Submitted by Silly_Maree on June 15, 2008

Family is central to many plays and is also something we cannot choose. When it is a theme within a play, the characters that make up a family often play off each other in such a way that impacts the overall plot of the play. Throughout both Euripides’ play Medea and Anton Chekhov’s play, The Cherry Orchard, family is a very powerful theme. The tragic tale of Medea and her children and the similarly tragic, however more comical, tale of the Ranevskaya extended family both centre heavily on family and the trials and tribulations that come with a dramatic family. Medea’s treatment of family explores the relationship between a tainted mother and her acts against her cheating ex-husband, while The Cherry Orchard’s treatment of family is shown in the way they accept all who enters their lives in the tough times of 19th century Russia.

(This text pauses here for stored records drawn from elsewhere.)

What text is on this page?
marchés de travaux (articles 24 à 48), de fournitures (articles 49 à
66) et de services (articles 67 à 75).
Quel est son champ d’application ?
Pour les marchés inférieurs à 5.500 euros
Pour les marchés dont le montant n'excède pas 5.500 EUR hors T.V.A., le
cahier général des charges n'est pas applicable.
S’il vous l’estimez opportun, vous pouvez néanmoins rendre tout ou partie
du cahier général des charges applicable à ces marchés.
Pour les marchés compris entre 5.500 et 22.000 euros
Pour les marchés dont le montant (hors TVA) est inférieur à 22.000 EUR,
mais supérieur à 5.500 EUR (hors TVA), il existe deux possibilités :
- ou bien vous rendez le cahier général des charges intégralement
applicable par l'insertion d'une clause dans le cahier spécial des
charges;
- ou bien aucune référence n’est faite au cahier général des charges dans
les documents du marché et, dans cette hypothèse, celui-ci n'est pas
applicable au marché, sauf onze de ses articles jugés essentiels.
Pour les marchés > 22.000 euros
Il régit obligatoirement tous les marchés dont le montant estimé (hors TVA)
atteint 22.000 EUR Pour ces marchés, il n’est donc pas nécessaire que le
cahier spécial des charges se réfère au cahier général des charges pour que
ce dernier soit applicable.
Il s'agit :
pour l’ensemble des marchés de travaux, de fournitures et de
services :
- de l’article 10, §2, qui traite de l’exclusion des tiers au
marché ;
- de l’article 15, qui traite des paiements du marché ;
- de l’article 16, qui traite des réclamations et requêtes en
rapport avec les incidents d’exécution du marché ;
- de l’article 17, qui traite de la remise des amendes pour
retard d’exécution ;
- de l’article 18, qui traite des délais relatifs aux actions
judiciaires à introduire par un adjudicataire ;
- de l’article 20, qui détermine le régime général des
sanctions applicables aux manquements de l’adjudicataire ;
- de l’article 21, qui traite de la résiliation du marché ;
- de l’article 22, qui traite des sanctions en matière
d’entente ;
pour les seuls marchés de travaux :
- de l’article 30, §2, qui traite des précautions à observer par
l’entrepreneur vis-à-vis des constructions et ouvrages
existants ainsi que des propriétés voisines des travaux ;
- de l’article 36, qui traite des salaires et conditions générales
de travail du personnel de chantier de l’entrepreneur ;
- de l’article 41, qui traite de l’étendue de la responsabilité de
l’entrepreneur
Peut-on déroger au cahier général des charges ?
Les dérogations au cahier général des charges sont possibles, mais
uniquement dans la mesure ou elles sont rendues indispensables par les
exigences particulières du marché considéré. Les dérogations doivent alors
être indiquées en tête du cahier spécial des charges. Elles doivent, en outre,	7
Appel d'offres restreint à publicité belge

William Congreve quoted in one of is plays that "heaven has no rage like love to hatred turned, nor hell a fury like a woman scorned." (Congreve, 1967, Act III, scene viii.) This can be applied to the character of Medea. While taken to extremes, it is clear that this woman had no respect for her family – especially her children. Even though she loves her children and knows she herself will be hurt from their death, the pain that Jason her caused her is too much for her to bear. Too much, even, than the death of her offspring.
“CHORUS: But to kill your own children – will you have the heart for that, lady?
MEDEA: Yes, it is by doing so that I shall hurt my husband most.
CHORUS: But no woman would then know greater misery.
MEDEA: So be it!” (Euripides, Lines 16 -19, p72)

The audience’s attitude towards Medea will have changed at this moment, as the fact of killing her own children was the most outrageous part of this play. It is also at this point that she distances herself from the audience and most importantly, any aspect of family that still remains.